Brew 1 cup of espresso, and set aside to cool.  

On medium heat, in medium saucepan, whisk together egg yolks and sugar until mixed well. Add milk and whisk over medium heat until mixture starts to gently boil. Don't stop stirring heated mixture; you don't want an omelet. 😆 Continue to stir the boiling mixture for another minute. Remove from heat. Pour mixture into a medium bowl and place in refrigerator for about an hour.

In the other medium bowl, combine heavy whipping cream and vanilla. Using the electric mixer, whip mixture until stiff. 

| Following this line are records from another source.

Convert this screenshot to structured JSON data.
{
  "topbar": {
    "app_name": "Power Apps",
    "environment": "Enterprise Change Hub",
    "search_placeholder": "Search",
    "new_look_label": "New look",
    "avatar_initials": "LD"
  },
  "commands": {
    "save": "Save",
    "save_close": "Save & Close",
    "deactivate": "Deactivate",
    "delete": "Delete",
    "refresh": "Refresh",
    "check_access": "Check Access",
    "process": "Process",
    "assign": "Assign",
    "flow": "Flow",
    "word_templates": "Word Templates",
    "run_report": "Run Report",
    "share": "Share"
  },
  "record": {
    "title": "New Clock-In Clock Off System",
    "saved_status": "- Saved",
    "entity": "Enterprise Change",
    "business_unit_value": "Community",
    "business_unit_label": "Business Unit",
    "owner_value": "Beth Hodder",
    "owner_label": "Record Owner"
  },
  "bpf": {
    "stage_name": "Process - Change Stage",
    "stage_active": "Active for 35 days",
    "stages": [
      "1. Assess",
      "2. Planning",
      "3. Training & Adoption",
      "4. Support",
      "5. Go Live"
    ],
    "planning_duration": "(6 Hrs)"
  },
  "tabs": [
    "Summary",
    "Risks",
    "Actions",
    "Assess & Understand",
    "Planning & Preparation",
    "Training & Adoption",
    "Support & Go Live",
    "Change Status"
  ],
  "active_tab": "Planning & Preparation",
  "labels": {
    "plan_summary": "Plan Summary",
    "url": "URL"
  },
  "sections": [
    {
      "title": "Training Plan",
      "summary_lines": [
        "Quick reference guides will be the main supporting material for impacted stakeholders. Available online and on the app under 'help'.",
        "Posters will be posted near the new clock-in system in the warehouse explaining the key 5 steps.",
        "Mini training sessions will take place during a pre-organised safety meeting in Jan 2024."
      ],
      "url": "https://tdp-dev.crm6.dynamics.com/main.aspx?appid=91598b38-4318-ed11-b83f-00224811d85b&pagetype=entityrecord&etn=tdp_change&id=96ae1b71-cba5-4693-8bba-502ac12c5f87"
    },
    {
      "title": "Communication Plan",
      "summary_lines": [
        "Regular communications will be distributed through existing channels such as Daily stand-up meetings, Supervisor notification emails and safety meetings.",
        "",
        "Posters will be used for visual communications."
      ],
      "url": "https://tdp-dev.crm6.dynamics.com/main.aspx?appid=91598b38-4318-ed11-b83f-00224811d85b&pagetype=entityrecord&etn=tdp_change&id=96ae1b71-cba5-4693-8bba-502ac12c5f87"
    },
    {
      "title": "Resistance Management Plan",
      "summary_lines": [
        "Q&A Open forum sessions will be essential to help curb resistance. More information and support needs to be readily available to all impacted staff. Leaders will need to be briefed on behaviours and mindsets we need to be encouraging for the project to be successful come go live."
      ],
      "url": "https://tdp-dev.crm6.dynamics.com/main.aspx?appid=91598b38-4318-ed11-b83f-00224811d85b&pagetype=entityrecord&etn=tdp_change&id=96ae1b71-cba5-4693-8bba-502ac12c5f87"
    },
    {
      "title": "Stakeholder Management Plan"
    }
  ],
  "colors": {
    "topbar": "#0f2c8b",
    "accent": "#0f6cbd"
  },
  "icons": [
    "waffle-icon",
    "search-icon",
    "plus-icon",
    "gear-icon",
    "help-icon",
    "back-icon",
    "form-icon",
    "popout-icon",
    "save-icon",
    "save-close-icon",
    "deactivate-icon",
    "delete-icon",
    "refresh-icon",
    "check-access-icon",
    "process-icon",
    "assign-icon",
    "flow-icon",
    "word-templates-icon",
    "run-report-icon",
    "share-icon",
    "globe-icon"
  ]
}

Add the 1 lb. of mascarpone to the cooled egg yolk mixture and whisk until smooth.

Add rum to cooled coffee and stir. 


Layering your cake:

First layer:
Using a large bread knife, slice the angel food cake in half, lengthwise. Place one half of the angel food cake (sliced side up) into the trifle dish. Lightly press the cake into the dish. Drizzle half of your coffee/rum mixture over the cake. The sliced side will absorb the liquid nicely.

Second layer:
Add half of the mascarpone/egg yolk mixture to the cake layer and use icing spreader spread over the entire surface. 

Sift evenly 1 tbsp. of cocoa powder over mascarpone/egg yolk layer. 

Add second half of angel food cake layer, sliced side up. 

Repeat layers as above with the espresso/rum,  mascarpone mixture and cocoa powder. 

Using your icing spreader, carefully spread whipped cream over mascarpone and cocoa powder layer. 
 
Refrigerate for at least 4 hours, or until set.

Before serving, sift cocoa powder through fine mesh strainer evenly over whipped cream layer.